Predicting demand for care is necessary to provide sufficient capacities in hospitals and enable better planning to cope with challenges like changes in the structure of the population. Emphasis in this work is put on the analysis of the data and on the parametrization of a simulation model for the paths of patients with mental diseases through the health care system. Survival analysis and model selection methods are used for this purpose. Data on patients and their treatments is analyzed with methods of survival analysis. Different methods for modelling the survival and hazard function are presented and compared. Hereby, the focus is on the cox model. It is used to model the hazard function and can be extended to analyze multiple events. With the use of model selection methods the significant parameters are determined.
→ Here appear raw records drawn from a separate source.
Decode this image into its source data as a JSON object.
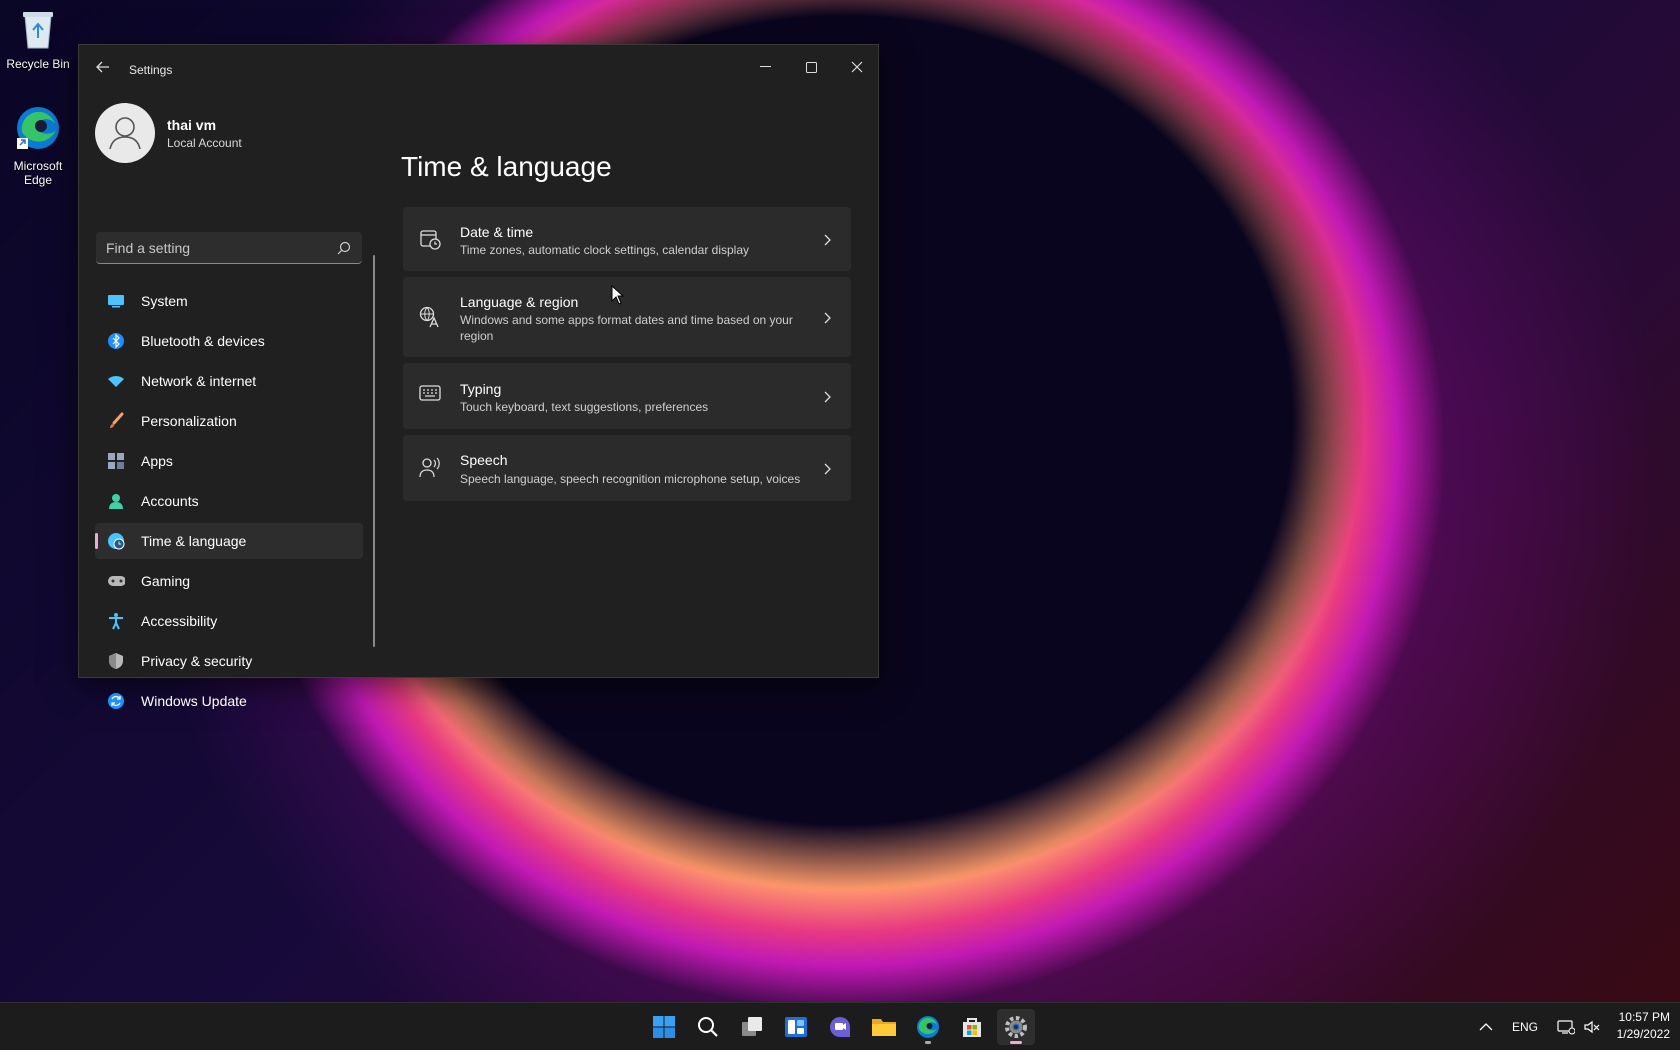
{
  "desktop": {
    "icons": [
      {
        "label": "Recycle Bin",
        "icon": "recycle-bin-icon"
      },
      {
        "label": "Microsoft Edge",
        "icon": "edge-icon"
      }
    ]
  },
  "window": {
    "title": "Settings",
    "controls": [
      "minimize",
      "maximize",
      "close"
    ],
    "profile": {
      "name": "thai vm",
      "account_type": "Local Account"
    },
    "search": {
      "placeholder": "Find a setting"
    },
    "nav": [
      {
        "label": "System",
        "icon": "monitor-icon",
        "color": "#4cc2ff"
      },
      {
        "label": "Bluetooth & devices",
        "icon": "bluetooth-icon",
        "color": "#1e8fff"
      },
      {
        "label": "Network & internet",
        "icon": "wifi-icon",
        "color": "#4cc2ff"
      },
      {
        "label": "Personalization",
        "icon": "paintbrush-icon",
        "color": "#f2a36c"
      },
      {
        "label": "Apps",
        "icon": "apps-icon",
        "color": "#9aa7bf"
      },
      {
        "label": "Accounts",
        "icon": "person-icon",
        "color": "#3fd0a8"
      },
      {
        "label": "Time & language",
        "icon": "globe-clock-icon",
        "color": "#4cc2ff",
        "active": true
      },
      {
        "label": "Gaming",
        "icon": "gamepad-icon",
        "color": "#b8b8b8"
      },
      {
        "label": "Accessibility",
        "icon": "accessibility-icon",
        "color": "#4cc2ff"
      },
      {
        "label": "Privacy & security",
        "icon": "shield-icon",
        "color": "#b8b8b8"
      },
      {
        "label": "Windows Update",
        "icon": "update-icon",
        "color": "#4cc2ff"
      }
    ],
    "page_title": "Time & language",
    "cards": [
      {
        "title": "Date & time",
        "desc": "Time zones, automatic clock settings, calendar display",
        "icon": "calendar-clock-icon"
      },
      {
        "title": "Language & region",
        "desc": "Windows and some apps format dates and time based on your region",
        "icon": "language-icon"
      },
      {
        "title": "Typing",
        "desc": "Touch keyboard, text suggestions, preferences",
        "icon": "keyboard-icon"
      },
      {
        "title": "Speech",
        "desc": "Speech language, speech recognition microphone setup, voices",
        "icon": "speech-icon"
      }
    ]
  },
  "taskbar": {
    "apps": [
      "start",
      "search",
      "task-view",
      "widgets",
      "chat",
      "file-explorer",
      "edge",
      "store",
      "settings"
    ],
    "active_app": "settings",
    "tray": {
      "language": "ENG",
      "time": "10:57 PM",
      "date": "1/29/2022"
    }
  },
  "colors": {
    "accent": "#f0a8d8",
    "window_bg": "#202020",
    "card_bg": "#2b2b2b"
  }
}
Only these are included in the simulation model. These methods shall help to raise the quality of the parametrization and therefore the whole simulation model. In the microsimulation model, every patient has a particular set of parameters and can be in one of several predefined, exclusive states. The events are implemented as state changes. The probabilities for the events are calculated using the hazard functions. These are estimated with several extensions of the cox model. The considered events in the simulation are readmissions to hospital and contacts to ambulant psychiatrists. The simulation runs for a predefined time span and the sequence of events of each patient is tracked. After the simulation, the individual paths of the patients as well as aggregated quantities such as the overall numbers of certain events are analyzed. Simulations for different populations are performed. The results for various scenarios are presented. Scenarios with and without contacts to a psychiatrist are considered as well as different maximum numbers of admissions. Also, the subpopulations are compared. For example, differences in the results for diagnosis groups are encountered. These simulations shall lead to an improvement of the prediction of the pathways of the patients and therefore help to evaluate interventions like treatment changes the health care system or the utilization of the capacities in hospitals.